Lucius (11)
Lucius (11), the third Arian intruded into
the see of Alexandria, an Alexandrian by birth,
ordained presbyter by George. After the
murder of that prelate Lucius seems to have
been regarded as head of the Arians of Alexandria;
but Socrates's statement (iii. 4), that
he was at that time ordained bishop,
is corrected by Sozomen (vi. 5) and earlier
authorities. At the accession of Jovian, according
to the Chronicon Acephalum,
a Maffeian fragment, four leading Arian bishops
put him forward to address the new emperor at
Antioch, hoping to divert Jovian's favour
from Athanasius. Records of these interviews
are annexed to Athanasius's epistle to
Jovian, and appear to have been read by
Sozomen, who summarizes the complaints
urged against the great hero of orthodoxy.
The records are vivid and graphic. Lucius,
Bernicianus, and other Arians presented
themselves to Jovian at one of the city gates
when he was riding into the country. He asked
their business. They said they were "Christians
from Alexandria," and wanted a bishop. He
answered, "I have ordered your former bishop,
Athanasius, to be put in possession." They
rejoined that Athanasius had
for years been under accusation and sentence
of banishment. A soldier interrupted them
by telling the emperor that they were the "refuse" of "that unhallowed George."

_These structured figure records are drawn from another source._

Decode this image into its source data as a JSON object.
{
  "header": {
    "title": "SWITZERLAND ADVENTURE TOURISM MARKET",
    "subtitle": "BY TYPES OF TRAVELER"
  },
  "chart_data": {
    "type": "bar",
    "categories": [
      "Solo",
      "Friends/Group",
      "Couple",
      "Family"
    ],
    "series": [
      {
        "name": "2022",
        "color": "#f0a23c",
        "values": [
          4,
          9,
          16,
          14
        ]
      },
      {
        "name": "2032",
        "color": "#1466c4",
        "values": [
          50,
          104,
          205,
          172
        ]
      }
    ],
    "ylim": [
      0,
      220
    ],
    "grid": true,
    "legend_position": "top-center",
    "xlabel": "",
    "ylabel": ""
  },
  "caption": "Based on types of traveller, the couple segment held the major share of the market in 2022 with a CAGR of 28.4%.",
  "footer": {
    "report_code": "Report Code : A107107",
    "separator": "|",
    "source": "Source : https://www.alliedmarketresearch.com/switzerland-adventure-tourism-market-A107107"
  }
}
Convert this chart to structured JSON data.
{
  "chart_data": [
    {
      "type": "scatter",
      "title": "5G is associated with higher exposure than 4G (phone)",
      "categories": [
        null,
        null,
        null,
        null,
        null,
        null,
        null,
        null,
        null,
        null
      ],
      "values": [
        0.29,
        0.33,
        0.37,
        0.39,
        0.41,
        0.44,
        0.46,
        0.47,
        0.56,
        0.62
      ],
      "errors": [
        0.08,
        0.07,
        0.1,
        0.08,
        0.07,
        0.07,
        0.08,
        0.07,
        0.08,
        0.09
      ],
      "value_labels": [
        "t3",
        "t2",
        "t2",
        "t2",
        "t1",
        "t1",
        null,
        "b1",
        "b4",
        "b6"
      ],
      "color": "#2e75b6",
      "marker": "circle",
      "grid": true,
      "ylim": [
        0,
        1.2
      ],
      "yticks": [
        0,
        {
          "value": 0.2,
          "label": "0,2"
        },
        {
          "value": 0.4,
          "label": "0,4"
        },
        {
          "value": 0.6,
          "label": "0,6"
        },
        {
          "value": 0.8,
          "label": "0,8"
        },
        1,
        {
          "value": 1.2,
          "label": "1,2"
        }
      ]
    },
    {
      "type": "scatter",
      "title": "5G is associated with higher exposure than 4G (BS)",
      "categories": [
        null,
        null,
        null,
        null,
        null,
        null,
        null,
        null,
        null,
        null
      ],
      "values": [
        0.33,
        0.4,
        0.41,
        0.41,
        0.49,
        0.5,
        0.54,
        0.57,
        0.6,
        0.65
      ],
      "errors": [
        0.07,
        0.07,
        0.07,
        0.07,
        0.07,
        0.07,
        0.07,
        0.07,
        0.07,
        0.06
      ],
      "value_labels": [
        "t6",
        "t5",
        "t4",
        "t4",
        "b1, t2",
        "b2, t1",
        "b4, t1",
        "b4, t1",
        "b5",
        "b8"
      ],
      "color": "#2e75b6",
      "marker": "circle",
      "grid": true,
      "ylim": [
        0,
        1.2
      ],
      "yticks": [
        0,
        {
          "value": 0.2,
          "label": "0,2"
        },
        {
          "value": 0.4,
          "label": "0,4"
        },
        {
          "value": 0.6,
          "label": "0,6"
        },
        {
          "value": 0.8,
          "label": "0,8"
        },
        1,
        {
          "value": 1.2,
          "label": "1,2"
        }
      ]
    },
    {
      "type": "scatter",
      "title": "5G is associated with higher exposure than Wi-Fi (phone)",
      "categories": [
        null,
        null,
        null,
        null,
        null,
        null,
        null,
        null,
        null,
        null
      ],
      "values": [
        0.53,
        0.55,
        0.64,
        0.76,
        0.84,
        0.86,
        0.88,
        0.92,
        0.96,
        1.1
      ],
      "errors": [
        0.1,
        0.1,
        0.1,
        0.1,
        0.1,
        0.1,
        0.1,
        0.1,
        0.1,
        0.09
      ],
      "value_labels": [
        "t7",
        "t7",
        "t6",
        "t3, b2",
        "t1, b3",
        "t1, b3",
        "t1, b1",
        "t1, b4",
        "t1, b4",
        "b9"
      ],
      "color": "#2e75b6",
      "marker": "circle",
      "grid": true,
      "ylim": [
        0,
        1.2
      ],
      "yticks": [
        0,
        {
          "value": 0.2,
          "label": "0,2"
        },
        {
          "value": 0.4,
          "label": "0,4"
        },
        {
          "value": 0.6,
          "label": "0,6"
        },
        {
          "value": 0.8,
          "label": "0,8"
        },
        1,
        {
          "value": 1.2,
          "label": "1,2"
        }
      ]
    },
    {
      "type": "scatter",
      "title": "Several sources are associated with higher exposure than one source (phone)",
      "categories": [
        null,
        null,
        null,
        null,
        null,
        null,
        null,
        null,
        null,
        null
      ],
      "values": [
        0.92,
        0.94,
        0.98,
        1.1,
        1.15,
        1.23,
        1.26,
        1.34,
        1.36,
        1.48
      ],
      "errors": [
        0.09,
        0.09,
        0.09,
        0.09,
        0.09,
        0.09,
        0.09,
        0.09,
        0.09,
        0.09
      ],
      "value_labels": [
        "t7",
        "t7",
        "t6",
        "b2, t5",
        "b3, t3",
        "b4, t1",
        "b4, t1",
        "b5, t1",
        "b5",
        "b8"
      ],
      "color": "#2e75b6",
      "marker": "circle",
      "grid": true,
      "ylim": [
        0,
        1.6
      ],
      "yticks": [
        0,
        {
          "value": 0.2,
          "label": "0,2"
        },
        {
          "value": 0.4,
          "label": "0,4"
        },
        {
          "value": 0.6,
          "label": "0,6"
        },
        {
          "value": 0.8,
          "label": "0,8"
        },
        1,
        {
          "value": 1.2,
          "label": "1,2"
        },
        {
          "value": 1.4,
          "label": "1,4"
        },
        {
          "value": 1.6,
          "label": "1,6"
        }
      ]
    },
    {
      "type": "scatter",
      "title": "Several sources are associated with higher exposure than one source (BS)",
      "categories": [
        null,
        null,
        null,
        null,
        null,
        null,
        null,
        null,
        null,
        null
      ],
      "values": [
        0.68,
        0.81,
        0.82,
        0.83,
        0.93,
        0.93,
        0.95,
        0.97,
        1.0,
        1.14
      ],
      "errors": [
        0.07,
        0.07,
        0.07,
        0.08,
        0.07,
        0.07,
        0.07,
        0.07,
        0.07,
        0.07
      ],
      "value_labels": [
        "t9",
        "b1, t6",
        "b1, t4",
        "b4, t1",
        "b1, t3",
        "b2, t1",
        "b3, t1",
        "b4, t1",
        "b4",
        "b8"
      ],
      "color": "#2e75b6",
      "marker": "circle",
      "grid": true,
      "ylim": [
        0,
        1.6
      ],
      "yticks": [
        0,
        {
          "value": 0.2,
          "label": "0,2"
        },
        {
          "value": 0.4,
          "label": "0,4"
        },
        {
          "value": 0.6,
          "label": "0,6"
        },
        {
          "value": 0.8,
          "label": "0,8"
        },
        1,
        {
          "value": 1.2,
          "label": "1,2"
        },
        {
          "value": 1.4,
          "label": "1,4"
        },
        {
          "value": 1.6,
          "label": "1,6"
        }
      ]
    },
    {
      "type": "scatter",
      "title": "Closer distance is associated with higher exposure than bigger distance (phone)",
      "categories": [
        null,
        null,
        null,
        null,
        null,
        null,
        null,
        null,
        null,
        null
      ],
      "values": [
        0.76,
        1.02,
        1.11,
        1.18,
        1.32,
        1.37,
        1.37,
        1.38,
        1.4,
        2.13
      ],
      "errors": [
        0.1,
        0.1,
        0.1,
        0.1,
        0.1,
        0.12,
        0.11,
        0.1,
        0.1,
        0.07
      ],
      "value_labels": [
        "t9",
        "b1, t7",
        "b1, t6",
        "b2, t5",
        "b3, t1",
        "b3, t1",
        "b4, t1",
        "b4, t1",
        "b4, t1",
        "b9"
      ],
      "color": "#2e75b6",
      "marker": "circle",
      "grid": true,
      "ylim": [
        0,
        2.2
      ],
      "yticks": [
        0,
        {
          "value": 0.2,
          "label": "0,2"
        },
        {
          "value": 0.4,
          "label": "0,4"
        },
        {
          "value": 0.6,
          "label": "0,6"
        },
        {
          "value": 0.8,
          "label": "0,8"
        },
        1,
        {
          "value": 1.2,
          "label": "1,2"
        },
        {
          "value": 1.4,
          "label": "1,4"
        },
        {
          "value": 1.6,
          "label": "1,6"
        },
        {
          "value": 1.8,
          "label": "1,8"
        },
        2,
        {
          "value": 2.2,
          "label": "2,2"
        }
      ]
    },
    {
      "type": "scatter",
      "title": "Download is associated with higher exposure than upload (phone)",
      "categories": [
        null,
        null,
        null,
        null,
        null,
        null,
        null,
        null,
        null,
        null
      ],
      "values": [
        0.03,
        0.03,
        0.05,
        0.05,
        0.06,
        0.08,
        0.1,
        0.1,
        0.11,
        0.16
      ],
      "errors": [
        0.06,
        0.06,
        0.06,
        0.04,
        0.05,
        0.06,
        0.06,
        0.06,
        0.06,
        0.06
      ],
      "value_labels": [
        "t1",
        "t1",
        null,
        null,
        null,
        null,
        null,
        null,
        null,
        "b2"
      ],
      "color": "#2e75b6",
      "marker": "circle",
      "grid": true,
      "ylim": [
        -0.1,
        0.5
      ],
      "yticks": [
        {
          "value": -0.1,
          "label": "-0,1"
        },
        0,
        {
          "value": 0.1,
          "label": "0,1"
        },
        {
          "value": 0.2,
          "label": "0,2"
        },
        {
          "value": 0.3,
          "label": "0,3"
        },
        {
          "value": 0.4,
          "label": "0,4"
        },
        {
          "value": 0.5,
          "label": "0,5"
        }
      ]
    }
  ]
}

Jovian spurred his horse and rode away.
Lucius does not reappear until
367, when, having been consecrated, says
Tillemont (vi. 582), "either at Antioch, or at some other place
out of Egypt," he attempted to possess himself
of the bishopric, and entered Alexandria
by night on Sept. 23, and "remained in a
small house," next the precinct of the cathedral.
In the morning he went to the house
where his mother still lived; his presence
excited general indignation, and the people
beset the house. The prefect Latianus and
the dux Trajanus sent officers to expel him,
who reported that to do so publicly would
imperil his life, whereupon Tatianus and
Trajanus, with a large force, went to the
house, and brought him out at 1 p.m. on
Sept. 24. On Sept. 25 he was conducted out
of Egypt (Chron. Praevium and
Acephalum). Athanasius died on May
2, 373, being succeeded by Peter; but the
prefect Palladius
attacked the church, and Peter was either
imprisoned or went into hiding. Euzoius, the
old Arian bp. of Antioch, easily obtained from
Valens an order to install Lucius. Accordingly
Lucius appeared in Alexandria, escorted,
as Peter said in his encyclical letter (Theod.
iv. 25), not by monks and clergy and laity,
but by Euzoius, and the imperial treasurer
Magnus, at the head of a large body of soldiers;
while the pagan populace intimated
their friendly feeling towards the Arian bishop
by hailing him as one who did not worship the
Son of God and who must have been sent to
Alexandria by the favour of Serapis. Lucius
surrounded himself with pagan guards, and
caused some of the orthodox to be beaten,
others to be imprisoned, exiled, or pillaged, for
refusing his communion, these severities being
actually carried out by Magnus and Palladius
as representing the secular power. Gregory of
Nazianzus calls him a second Arius, and lays
to his charge the sacrileges and barbarities of
the new Arian persecution (Orat. xxv. 12, 13).
He took an active part in the attack on the
monks of Egypt; finding them immovably
attached to the Nicene faith, he advised that
their chief "abbats," the two Macarii, should
be banished to a little pagan island; but when
the holy men converted its inhabitants, the
Alexandrian people made a vehement demonstration
against Lucius, and he sent the exiles
back to their cells (Neale, Hist. Alex. i. 203).
When the Arian supremacy came to an end
at the death of Valens, in 378, Lucius was
finally ejected, and repaired to Constantinople,
but the Arians of Alexandria still regarded
him as their bishop (Socr. v. 3). He lived for
a time at Constantinople, and contributed to
the Arian force which gave such trouble to
Gregory of Nazianzus, during his residence in
the capital as bishop of the few Catholics,
from the beginning of 379. In Nov. 380 the
Arian bp. Demophilus was expelled, and
Lucius went with him. Theodoret (iv. 21)
confounds Lucius with another Arian prelate
of that name, also a persecutor, who usurped
the see of Samosata (Tillem. vi. 593).